Bug #49617
mds: race of fetching large dirfrag
0%
Description
When a dirfrag contains more than 'mds_dir_keys_per_op' items, MDS needs to send multiple 'omap-get-vals' requests to fetch the dirfrag completely.
There is a race if MDS commits the dirfrag in the middle of these 'omap-get-vals' requests. For example:
- MDS fetches a dirfrag, sending 'omap-get-vals' request to osd.
- MDS commits the dirfrag, removing a key that corresponds to null dentry 'X'.
- MDS got omap-get-vals reply. The returned omap is not complete, but contains kv that corresponds to dentry 'X'. MDS send 'omap-get-vals'request to fetch the rest omap.
- dirfrag is committed. MDS marks null dentry 'X' clean and removes it from its cache.
- MDS got omap-get-vals reply. Now the returned omap is complete. MDS calls CDir::omap_fetched(), re-adds dentry 'X' to its cache.

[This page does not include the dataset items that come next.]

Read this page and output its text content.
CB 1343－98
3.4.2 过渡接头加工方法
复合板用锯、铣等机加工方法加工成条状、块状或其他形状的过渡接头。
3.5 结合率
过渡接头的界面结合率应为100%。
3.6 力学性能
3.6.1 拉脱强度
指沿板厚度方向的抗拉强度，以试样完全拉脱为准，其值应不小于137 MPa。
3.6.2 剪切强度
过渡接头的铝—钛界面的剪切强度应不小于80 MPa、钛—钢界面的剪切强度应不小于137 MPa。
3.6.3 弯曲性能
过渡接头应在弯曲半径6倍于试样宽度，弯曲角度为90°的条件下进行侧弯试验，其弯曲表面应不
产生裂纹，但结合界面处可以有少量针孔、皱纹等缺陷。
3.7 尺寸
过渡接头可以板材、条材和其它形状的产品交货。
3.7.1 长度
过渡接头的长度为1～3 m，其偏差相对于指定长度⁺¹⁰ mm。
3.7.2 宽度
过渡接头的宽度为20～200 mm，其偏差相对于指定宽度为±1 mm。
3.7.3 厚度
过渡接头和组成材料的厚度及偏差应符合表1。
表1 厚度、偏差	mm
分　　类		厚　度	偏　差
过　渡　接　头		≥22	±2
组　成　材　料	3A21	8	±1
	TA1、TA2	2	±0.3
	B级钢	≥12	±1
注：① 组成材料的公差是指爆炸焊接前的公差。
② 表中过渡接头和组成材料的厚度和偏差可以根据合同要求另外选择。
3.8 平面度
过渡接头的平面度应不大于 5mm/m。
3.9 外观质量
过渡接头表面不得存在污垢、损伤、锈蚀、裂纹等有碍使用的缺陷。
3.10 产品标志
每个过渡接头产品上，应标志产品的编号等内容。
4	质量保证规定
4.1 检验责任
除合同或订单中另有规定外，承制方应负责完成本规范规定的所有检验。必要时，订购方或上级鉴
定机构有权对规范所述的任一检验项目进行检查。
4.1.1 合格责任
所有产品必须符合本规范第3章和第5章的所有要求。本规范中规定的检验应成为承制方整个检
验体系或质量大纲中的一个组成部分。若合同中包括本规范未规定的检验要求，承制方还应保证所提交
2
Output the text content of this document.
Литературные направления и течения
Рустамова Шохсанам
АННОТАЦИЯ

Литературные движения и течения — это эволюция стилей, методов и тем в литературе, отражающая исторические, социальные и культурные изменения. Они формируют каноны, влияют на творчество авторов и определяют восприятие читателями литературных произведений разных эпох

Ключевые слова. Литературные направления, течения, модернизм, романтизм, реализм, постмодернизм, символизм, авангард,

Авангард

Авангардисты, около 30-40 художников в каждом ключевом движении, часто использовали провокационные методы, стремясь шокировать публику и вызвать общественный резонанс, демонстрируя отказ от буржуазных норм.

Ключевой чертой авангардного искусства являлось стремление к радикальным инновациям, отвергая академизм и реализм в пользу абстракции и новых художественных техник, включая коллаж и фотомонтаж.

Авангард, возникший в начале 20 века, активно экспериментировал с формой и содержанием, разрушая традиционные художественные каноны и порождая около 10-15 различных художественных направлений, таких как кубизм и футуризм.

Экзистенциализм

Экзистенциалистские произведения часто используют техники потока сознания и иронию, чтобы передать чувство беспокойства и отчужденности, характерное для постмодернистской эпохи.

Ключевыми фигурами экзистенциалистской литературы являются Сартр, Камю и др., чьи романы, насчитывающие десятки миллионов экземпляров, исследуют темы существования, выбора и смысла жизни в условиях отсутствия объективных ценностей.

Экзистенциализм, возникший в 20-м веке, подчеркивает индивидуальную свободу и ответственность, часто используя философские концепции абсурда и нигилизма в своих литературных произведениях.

The fix can be re-fetch from the beginning if dirfrag get committed in the middle of omap-get-vals requests.
Related issues
History
#1 Updated by Patrick Donnelly about 3 years ago
- Status changed from New to Triaged
- Assignee set to Xiubo Li
- Target version set to v17.0.0
- Source set to Community (dev)
- Backport set to pacific,octopus,nautilus
- Labels (FS) task(medium) added
#2 Updated by Zheng Yan about 3 years ago
- Pull request ID set to 49617
#3 Updated by Zheng Yan about 3 years ago
- Status changed from Triaged to Fix Under Review
#4 Updated by Zheng Yan about 3 years ago
- Pull request ID changed from 49617 to 39848
#5 Updated by Patrick Donnelly about 3 years ago
- Assignee changed from Xiubo Li to Erqi Chen
#6 Updated by Patrick Donnelly about 3 years ago
- Status changed from Fix Under Review to Pending Backport
#7 Updated by Backport Bot about 3 years ago
- Copied to Backport #49851: octopus: mds: race of fetching large dirfrag added
#8 Updated by Backport Bot about 3 years ago
- Copied to Backport #49852: pacific: mds: race of fetching large dirfrag added
#9 Updated by Backport Bot about 3 years ago
- Copied to Backport #49853: nautilus: mds: race of fetching large dirfrag added
#10 Updated by Loïc Dachary almost 3 years ago
- Status changed from Pending Backport to Resolved
While running with --resolve-parent, the script "backport-create-issue" noticed that all backports of this issue are in status "Resolved" or "Rejected".